Retroactivity has been a part of Maine law at least since the 1870s, serves a useful public purpose and is undeserving of the scare-mongering TV and newspaper ads, the omnipresent “Chicken Little” cry proponents of the Central Maine Power corridor are raining down on us. The latest addition to this deluge of hysteria is the ubiquitous yard signs planted by a CMP funded political action committee urging we “Say No To Retroactive Laws.”

Retroactivity helped save Portland’s working waterfront.

In the 1980s, Portland’s waterfront had become one of the hottest real estate markets in New England, with residential and commercial development threatening to crowd out marine-based businesses. High priced condominiums were selling within days of going on the market, and lobstermen, fishermen ,boatbuilders and others who depended on access to the sea worried they would be pushed off Portland’s wharfs.

Had we then said “No to Retroactive Laws” The Maine Lobsterman’s Association, which joined with the Portland West Neighborhood Organization, the Casco Bay Island Development Association, and others, to form the Working Waterfront Coalition, would have lost forever an entire wharf for the use of its members, and the residents of Portland would be looking at quite a different waterfront today.

The Maine Lobsterman’s Association, as Coalition members, the City of Portland, the Maine Attorney General’s Office and Prof. Orlando Delogu vigorously defended the retroactivity provision in an ordinance adopted 2 to 1 by referendum which prevented non-marine related enterprises on the waterfront.

In a critical victory protecting our waterfront work force, a force which connects Portland’s harbor with its history, and with Casco Bay and the Gulf of Maine, the Maine Supreme Judicial Court in City of Portland,et al. v. Fisherman’s Wharf Associates II, (1988) 541 A. 2d 160 unanimously decided for the Working Waterfront Coalition, et al, noting the long history of legislative retroactive application for the public good, reaffirmed “the Legislature’s authority to make statutes operate retroactively” and recognized that even municipalities had authority to apply ordinances retroactively by their Home Rule powers conferred by 30 M.R. S. A.sec.1917 (1978).

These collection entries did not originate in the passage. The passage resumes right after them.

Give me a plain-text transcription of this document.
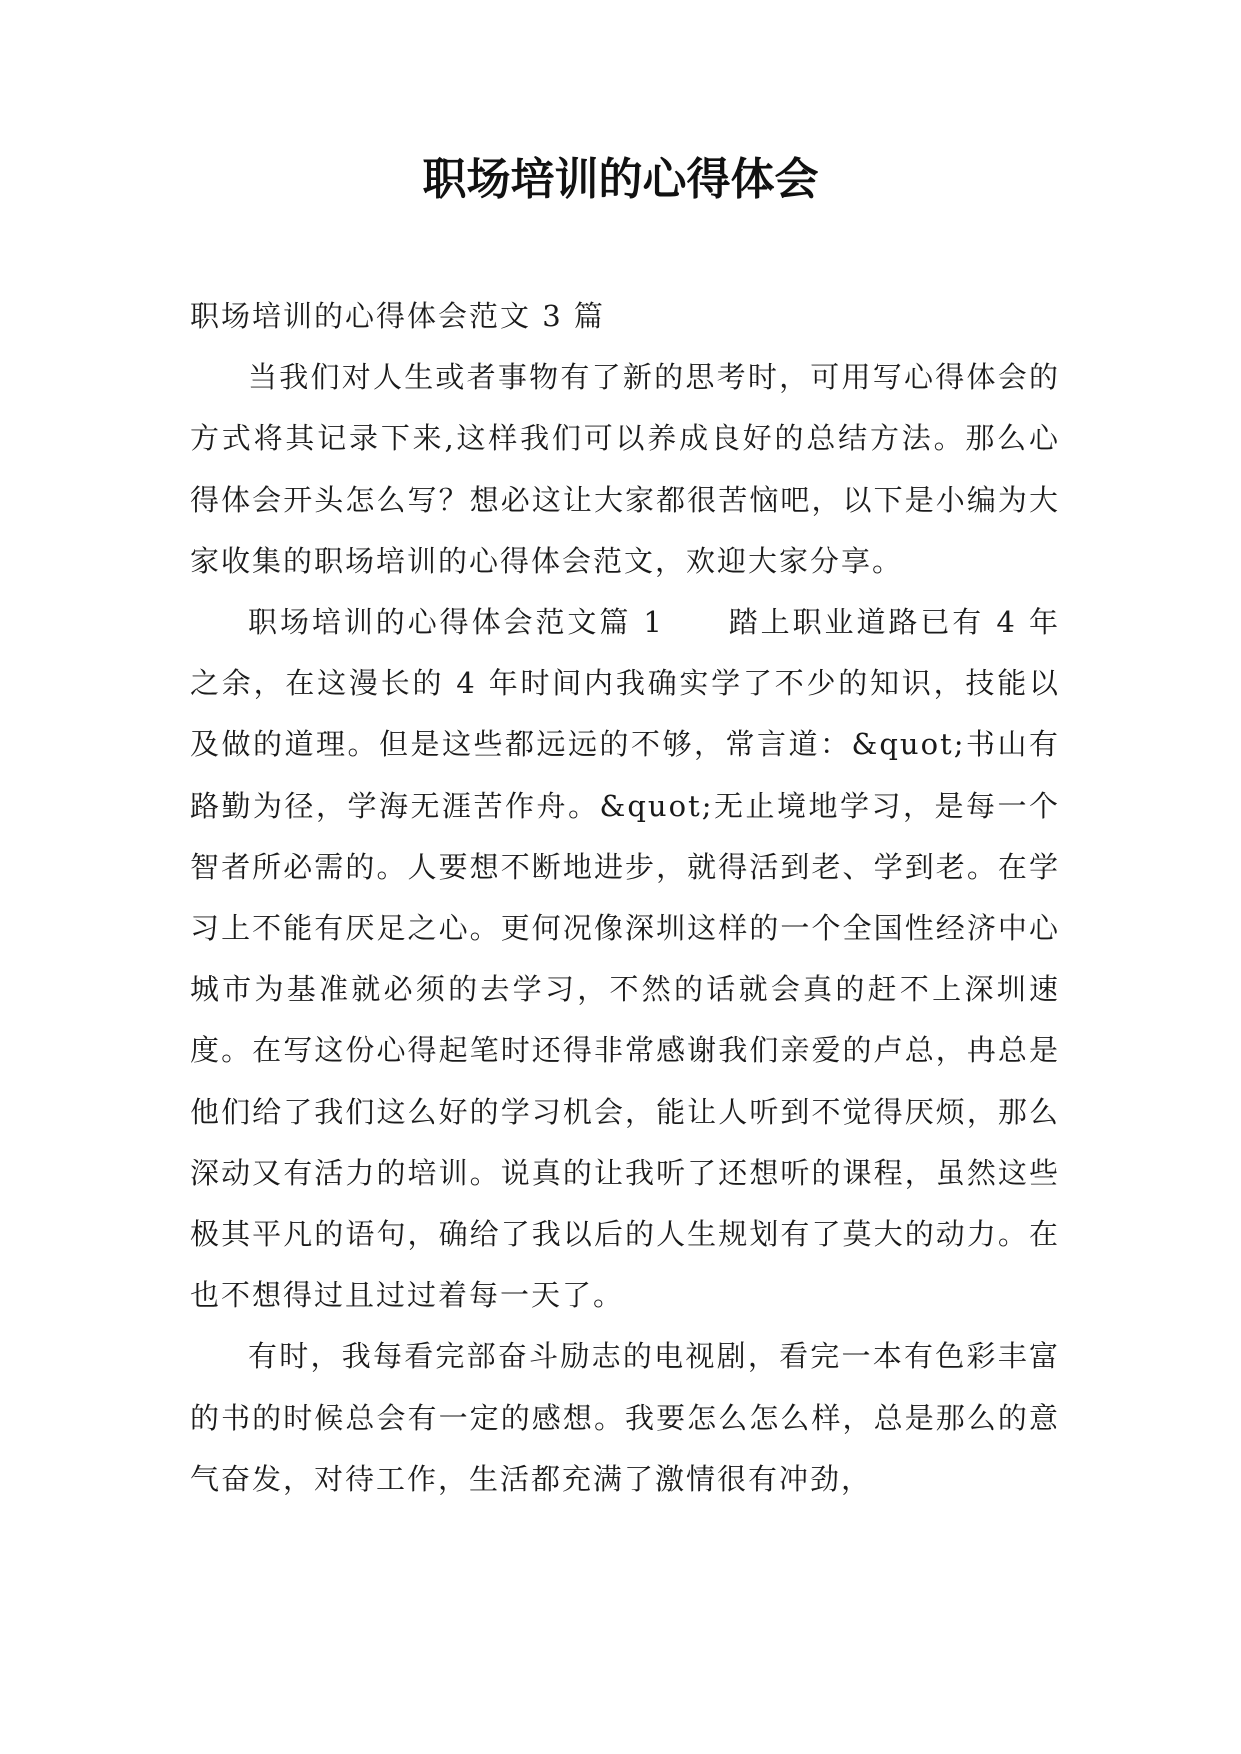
职场培训的心得体会

职场培训的心得体会范文 3 篇

当我们对人生或者事物有了新的思考时，可用写心得体会的方式将其记录下来,这样我们可以养成良好的总结方法。那么心得体会开头怎么写？想必这让大家都很苦恼吧，以下是小编为大家收集的职场培训的心得体会范文，欢迎大家分享。

职场培训的心得体会范文篇 1　　踏上职业道路已有 4 年之余，在这漫长的 4 年时间内我确实学了不少的知识，技能以及做的道理。但是这些都远远的不够，常言道：&quot;书山有路勤为径，学海无涯苦作舟。&quot;无止境地学习，是每一个智者所必需的。人要想不断地进步，就得活到老、学到老。在学习上不能有厌足之心。更何况像深圳这样的一个全国性经济中心城市为基准就必须的去学习，不然的话就会真的赶不上深圳速度。在写这份心得起笔时还得非常感谢我们亲爱的卢总，冉总是他们给了我们这么好的学习机会，能让人听到不觉得厌烦，那么深动又有活力的培训。说真的让我听了还想听的课程，虽然这些极其平凡的语句，确给了我以后的人生规划有了莫大的动力。在也不想得过且过过着每一天了。

有时，我每看完部奋斗励志的电视剧，看完一本有色彩丰富的书的时候总会有一定的感想。我要怎么怎么样，总是那么的意气奋发，对待工作，生活都充满了激情很有冲劲，
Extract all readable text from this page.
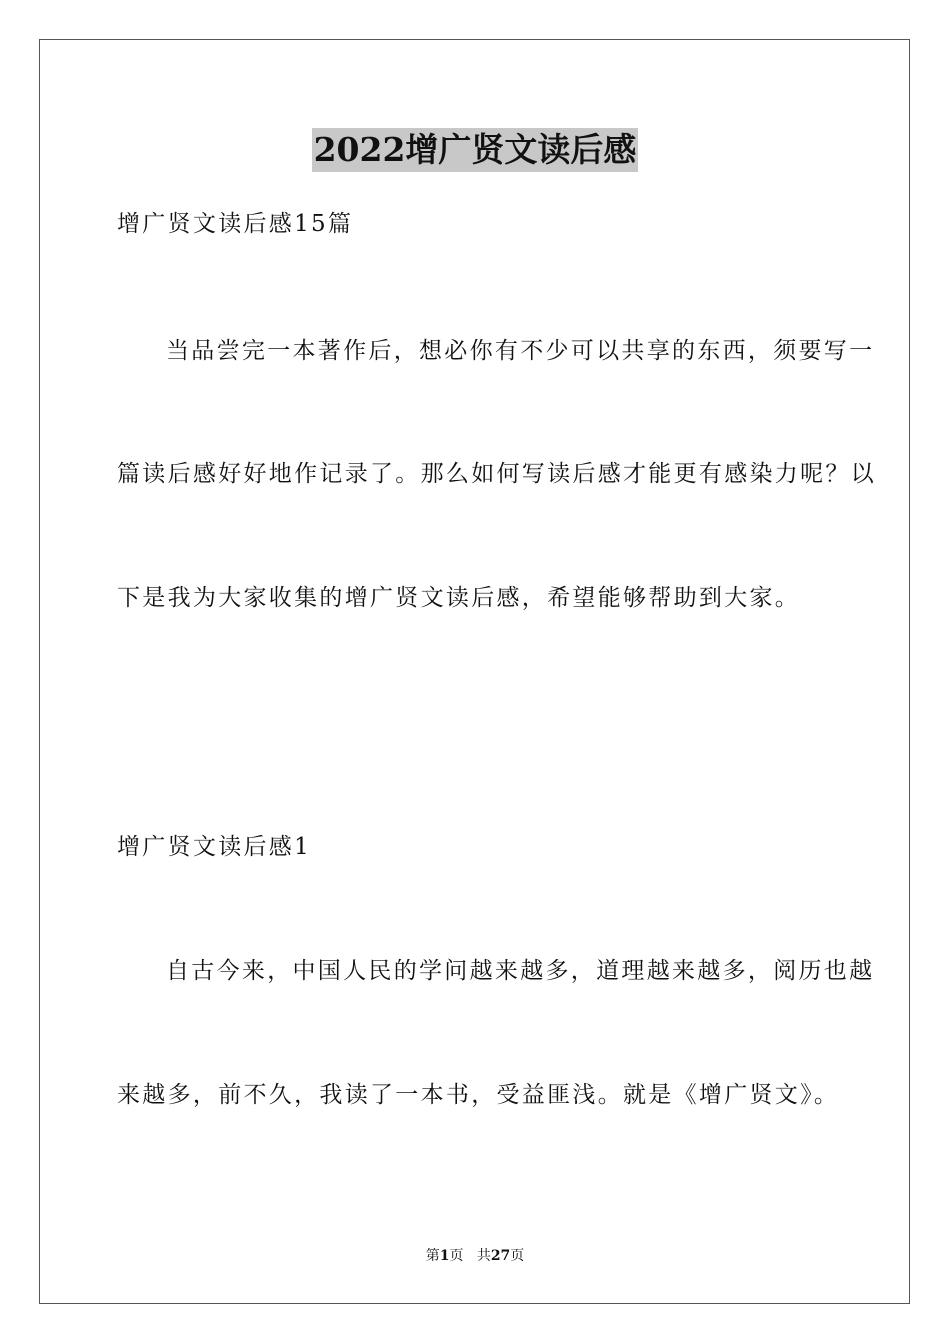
2022增广贤文读后感
增广贤文读后感15篇
当品尝完一本著作后，想必你有不少可以共享的东西，须要写一
篇读后感好好地作记录了。那么如何写读后感才能更有感染力呢？以
下是我为大家收集的增广贤文读后感，希望能够帮助到大家。
增广贤文读后感1
自古今来，中国人民的学问越来越多，道理越来越多，阅历也越
来越多，前不久，我读了一本书，受益匪浅。就是《增广贤文》。
第1页 共27页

To avoid unfairness or confiscation in relation to retroactive application, as noted by project supporter Orlando Delogu, in his Press Herald column on Sept. 21, there are U. S. Constitutional restraints to protect one’s “vested rights.” It remains to be seen, however, whether CMP/New England Clean Energy Connect can attain such rights or whether their conduct in the pursuit of the corridor projects has put such rights, and the future of the project itself, in jeopardy.

Delogu responded to a project supporter who alleged that Nemitz “misunderstood the retroactivity provision of the upcoming referendum and “demonstrates that reporters get it wrong when they fail to fully examine complex issues.” A careful reading of the Nemitz piece, however, demonstrates that Delogu, was the one who got it wrong.

Nemitz used the word “retroactivity” several times but never in a context with even a hint of misunderstanding or “getting it wrong.” And while Delogu was critical of Nemitz for “ignor(ing) that CMP has all needed state-federal project approvals” he ignored Nemitz’s reference to Justice Michaela Murphy’s vacating an essential lease of a mile long parcel of public land without which the approvals, and the project itself, are in jeopardy.

Maine has one of the most intact forested landscapes east of the Mississippi. The 53 mile clear-cut that would be created by this project approximates the distance you drive from Portland to Augusta, or Portsmouth, N.H. That’s the image I’ll have in mind when I vote on November 2 not some “retroactivity” bogeyman, some “political hokum,” spun by CMP’s pollsters and campaign consultants thinking we will never discover the trick.